Bölüm 6

13 3 1
                                    

Koltuğa oturttuğu gibi kafamı şoför tarafında çevirerek gözlerimi kapattım. Emniyet kemerim etrafımdan çevrilip yerine oturtulana kadar ben çoktan uykuya dalmak üzereydim. Kapını kapanması uzun süreyi bulduğunda gözlerimi aralama fikri ile kıpırdandım.

Yanağımda hissettiğim tüy gibi dokunuşla eski rahat pozisyonuma döndüm.

"Şişş sorun yok, gidiyoruz."

***

Bazı duygular sadece soyut değildir, elle tutulur gözle görülür derecede yaşanır. 

Tehlike kavramını yirmi beş senelik hayatım boyunca belki de en çok kullandığım zaman dilimi içerisindeydim. Çağrı sert bir adamdı, dediği kanunmuş gibi sorgulamadan yaptıran bir enerjisi vardı. Onu gördüğümde hissettiğim sadece sinirdi.
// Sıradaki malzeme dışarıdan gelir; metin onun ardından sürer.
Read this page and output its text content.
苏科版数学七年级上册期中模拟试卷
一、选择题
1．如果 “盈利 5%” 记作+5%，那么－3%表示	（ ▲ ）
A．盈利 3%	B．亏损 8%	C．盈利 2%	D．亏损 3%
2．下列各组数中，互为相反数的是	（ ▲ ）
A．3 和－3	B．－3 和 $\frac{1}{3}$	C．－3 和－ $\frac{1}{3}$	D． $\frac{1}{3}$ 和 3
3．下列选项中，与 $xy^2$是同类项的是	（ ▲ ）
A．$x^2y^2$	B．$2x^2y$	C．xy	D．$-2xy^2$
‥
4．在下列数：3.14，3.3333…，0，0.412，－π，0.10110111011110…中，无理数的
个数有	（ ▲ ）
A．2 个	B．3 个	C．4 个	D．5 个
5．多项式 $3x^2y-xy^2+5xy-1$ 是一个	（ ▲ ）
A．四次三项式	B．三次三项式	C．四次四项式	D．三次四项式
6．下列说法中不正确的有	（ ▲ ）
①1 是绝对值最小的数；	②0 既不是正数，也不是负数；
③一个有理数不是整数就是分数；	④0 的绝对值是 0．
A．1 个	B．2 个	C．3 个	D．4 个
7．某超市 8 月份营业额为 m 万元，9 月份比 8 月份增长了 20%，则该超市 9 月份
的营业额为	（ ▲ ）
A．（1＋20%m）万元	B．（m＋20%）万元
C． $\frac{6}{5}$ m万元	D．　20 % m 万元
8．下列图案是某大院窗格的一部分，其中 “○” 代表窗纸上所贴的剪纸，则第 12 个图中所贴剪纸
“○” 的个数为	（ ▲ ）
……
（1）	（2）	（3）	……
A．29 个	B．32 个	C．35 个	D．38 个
Kibri ve egosu ile beni dumura uğratmıştı. Sonra aleyhime yaptığı hamleler ise onu artık egoist bir adamdan çok korkulacak bir adam sıfatıyla karşıma çıkartmıştı.
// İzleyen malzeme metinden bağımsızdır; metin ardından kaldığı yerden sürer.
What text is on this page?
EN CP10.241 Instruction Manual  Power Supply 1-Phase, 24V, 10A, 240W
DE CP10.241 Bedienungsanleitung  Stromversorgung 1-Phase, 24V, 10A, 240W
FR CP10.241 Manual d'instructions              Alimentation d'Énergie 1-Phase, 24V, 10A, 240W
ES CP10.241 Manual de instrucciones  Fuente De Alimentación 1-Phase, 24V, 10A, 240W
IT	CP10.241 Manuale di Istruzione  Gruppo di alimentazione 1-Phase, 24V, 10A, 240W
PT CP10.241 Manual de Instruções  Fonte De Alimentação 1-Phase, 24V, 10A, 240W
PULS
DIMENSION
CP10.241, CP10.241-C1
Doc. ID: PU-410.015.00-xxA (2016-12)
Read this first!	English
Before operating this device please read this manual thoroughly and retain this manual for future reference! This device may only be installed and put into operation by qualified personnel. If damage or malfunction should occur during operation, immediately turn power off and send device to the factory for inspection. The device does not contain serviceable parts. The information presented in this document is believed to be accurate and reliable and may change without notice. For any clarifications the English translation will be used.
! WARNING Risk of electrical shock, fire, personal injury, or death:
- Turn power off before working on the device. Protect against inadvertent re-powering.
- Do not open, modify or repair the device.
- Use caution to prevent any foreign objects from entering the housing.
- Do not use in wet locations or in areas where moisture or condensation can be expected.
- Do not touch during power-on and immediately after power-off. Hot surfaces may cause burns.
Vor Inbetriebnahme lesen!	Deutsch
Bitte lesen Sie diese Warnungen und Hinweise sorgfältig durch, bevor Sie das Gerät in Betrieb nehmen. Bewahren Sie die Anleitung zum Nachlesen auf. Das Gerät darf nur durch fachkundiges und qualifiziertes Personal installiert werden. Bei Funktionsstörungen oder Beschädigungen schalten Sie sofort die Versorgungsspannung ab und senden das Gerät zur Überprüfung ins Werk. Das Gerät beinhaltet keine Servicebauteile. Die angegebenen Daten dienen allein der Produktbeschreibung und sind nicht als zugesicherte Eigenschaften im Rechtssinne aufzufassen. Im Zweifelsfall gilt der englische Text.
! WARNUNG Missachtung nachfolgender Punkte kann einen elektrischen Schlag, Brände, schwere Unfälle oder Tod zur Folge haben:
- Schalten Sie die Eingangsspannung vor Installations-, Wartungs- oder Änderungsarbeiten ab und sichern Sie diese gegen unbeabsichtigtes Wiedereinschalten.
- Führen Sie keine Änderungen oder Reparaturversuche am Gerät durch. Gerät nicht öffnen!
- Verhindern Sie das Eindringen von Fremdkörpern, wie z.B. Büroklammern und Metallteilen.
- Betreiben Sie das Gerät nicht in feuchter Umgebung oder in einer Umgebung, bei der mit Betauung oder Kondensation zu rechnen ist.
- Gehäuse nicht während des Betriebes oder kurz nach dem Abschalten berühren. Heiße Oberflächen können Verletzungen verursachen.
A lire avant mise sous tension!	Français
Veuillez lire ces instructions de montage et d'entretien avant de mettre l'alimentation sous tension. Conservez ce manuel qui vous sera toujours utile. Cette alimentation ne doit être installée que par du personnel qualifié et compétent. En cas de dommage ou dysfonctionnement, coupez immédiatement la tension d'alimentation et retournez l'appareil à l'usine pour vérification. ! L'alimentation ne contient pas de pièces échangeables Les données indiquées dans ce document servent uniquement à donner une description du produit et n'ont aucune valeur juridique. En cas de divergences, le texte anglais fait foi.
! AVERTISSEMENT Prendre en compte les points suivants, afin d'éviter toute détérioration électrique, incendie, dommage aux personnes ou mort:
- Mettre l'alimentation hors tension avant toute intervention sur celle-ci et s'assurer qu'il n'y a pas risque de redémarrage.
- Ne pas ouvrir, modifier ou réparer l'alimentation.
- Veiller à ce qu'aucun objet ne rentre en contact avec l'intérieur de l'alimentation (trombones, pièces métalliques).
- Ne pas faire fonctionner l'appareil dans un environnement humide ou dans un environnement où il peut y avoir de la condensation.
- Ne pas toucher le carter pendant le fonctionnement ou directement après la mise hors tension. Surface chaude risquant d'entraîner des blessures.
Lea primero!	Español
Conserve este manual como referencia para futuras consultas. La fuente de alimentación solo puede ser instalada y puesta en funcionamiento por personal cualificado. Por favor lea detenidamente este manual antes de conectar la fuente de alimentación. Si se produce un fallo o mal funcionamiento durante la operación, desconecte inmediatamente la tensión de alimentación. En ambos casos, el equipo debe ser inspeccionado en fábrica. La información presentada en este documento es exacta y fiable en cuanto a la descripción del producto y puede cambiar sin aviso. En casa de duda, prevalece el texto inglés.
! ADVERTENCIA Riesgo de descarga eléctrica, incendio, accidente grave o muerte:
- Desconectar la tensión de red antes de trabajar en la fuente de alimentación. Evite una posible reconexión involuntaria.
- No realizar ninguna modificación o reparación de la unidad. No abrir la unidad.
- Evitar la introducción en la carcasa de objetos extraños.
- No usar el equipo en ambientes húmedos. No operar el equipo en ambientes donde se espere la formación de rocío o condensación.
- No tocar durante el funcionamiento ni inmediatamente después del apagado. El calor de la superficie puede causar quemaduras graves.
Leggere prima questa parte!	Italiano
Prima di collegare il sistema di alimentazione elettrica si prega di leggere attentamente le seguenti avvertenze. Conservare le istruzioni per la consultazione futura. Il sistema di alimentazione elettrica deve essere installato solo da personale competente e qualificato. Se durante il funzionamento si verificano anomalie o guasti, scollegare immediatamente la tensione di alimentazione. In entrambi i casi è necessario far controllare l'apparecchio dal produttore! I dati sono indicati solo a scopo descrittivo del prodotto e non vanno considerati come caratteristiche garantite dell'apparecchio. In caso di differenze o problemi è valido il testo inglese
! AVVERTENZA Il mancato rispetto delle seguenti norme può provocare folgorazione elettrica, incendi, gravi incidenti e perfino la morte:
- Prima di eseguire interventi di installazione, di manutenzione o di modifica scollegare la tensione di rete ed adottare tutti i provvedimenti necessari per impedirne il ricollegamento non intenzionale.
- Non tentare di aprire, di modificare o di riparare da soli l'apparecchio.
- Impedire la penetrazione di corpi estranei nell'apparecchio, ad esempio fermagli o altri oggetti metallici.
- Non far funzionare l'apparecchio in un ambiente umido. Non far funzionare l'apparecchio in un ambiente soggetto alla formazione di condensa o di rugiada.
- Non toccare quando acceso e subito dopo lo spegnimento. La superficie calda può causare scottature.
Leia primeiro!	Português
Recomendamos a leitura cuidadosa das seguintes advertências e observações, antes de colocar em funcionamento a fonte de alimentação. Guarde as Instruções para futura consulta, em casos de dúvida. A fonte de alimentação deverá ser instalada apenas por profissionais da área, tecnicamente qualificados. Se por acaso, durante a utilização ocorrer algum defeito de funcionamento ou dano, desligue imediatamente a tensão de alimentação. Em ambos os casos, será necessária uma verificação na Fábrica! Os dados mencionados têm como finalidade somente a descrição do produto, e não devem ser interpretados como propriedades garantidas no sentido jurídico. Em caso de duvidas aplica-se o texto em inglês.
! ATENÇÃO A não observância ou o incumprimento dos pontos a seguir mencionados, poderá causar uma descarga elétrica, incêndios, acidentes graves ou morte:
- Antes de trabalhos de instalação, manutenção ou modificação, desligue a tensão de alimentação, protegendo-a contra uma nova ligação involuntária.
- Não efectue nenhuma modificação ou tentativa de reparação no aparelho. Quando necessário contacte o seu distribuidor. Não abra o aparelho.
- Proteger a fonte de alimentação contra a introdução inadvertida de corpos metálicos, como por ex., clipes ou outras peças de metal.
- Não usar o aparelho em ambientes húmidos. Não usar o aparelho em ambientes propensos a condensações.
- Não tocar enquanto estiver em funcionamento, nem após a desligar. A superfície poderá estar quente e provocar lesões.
Yanından her ayrıldığımda ondan uzak duracağım düşüncesi buhar olup uçuyordu. Tehlikenin kucağındaydım bugün, bana sarılmış, beni sakinleştirmiş, ben kusarken destek olurcasına sırtımda elleri dolanmış ve beni kurtarmıştı. Ben kaçmaya çalıştıkça göğsüne sığınmıştım.

Sıçrayarak uyandığım kaçıncı olduğunu bilmediğim uykumdan havanın daha yeni aydınlandığını fark ettim. Oda karanlık ile aydınlık arasındaki araf noktada kalırken ben gözlerimle büyük odayı dolaştım. Çift kişilik büyük yastıklarla dolu olan yatağın ortasına küçük bir çocuk gibi yatırılmıştım, uzun camların ince tül perdeyle örtülü olmasından seçebildiğim kadarıyla yatağın karşısında koltukta oturmuş olan Çağrı ile göz göze geldim.
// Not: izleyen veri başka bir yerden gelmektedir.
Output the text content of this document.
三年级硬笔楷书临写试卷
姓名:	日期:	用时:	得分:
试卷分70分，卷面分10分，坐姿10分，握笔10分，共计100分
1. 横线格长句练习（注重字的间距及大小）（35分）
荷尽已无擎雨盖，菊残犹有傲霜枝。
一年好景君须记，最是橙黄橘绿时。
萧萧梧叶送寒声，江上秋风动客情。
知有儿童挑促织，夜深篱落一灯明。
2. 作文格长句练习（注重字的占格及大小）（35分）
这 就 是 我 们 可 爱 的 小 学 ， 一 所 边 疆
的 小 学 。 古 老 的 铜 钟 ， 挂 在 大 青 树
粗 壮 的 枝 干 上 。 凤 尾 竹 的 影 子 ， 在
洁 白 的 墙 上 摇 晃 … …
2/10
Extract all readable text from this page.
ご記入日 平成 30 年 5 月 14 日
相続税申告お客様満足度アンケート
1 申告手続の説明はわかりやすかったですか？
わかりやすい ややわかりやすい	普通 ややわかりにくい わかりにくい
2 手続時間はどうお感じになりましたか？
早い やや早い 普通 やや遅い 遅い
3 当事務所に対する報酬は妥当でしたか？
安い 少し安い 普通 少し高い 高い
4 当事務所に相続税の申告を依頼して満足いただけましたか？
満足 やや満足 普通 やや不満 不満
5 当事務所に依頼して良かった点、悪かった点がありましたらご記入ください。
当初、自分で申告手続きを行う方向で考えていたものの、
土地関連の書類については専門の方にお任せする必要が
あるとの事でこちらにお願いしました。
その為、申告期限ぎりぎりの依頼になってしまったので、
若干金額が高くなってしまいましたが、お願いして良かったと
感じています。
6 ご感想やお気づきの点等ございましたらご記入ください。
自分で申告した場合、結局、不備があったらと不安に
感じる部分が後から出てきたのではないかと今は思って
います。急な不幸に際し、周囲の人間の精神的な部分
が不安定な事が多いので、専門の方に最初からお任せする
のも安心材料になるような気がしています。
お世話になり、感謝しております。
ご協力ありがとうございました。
Siyah gömleğinin kollarını geriye doğru katlamış, ellerinin birleştirerek çenesinin altına koymuştu doğruca bana bakıyordu. Yatakta geriye doğru kaydım ve sırtımı büyük kumaş kabartmalı yatak başlığına yasladım. Üzerimde elbisem olduğu gibi dururken ayakkabılarım hemen yatağın yanındaki komodinin yanına bırakılmıştı. Neden buraya getirdiğini sorgulamak istedim, evimi Salih'e tarif etmiştim kapının önünde beni uyandırabilirdi. Şimdi ise onun tam olarak inine kadar girmiştim. 

"Bütün gece uyumadın mı?" diye sorarken abajurun ışığını açıp açmamam konusunda kararsız kaldım. Bütün gece beni izlemiş olabilme düşüncesi yerimde rahatsızca kıpırdanıp durmama neden oluyordu . 

"Belki." Gözlerini kırpması dışında vücudunda farklı tepkiler vermiyordu. Belirsiz ve yüklemsiz cümlelerine alışmaya başlıyordum. O istediği zaman uzun konuşuyordu ben ise ağzından cımbızla laf alacak kadar uğraşmaya çaba sarf etmiyordum. 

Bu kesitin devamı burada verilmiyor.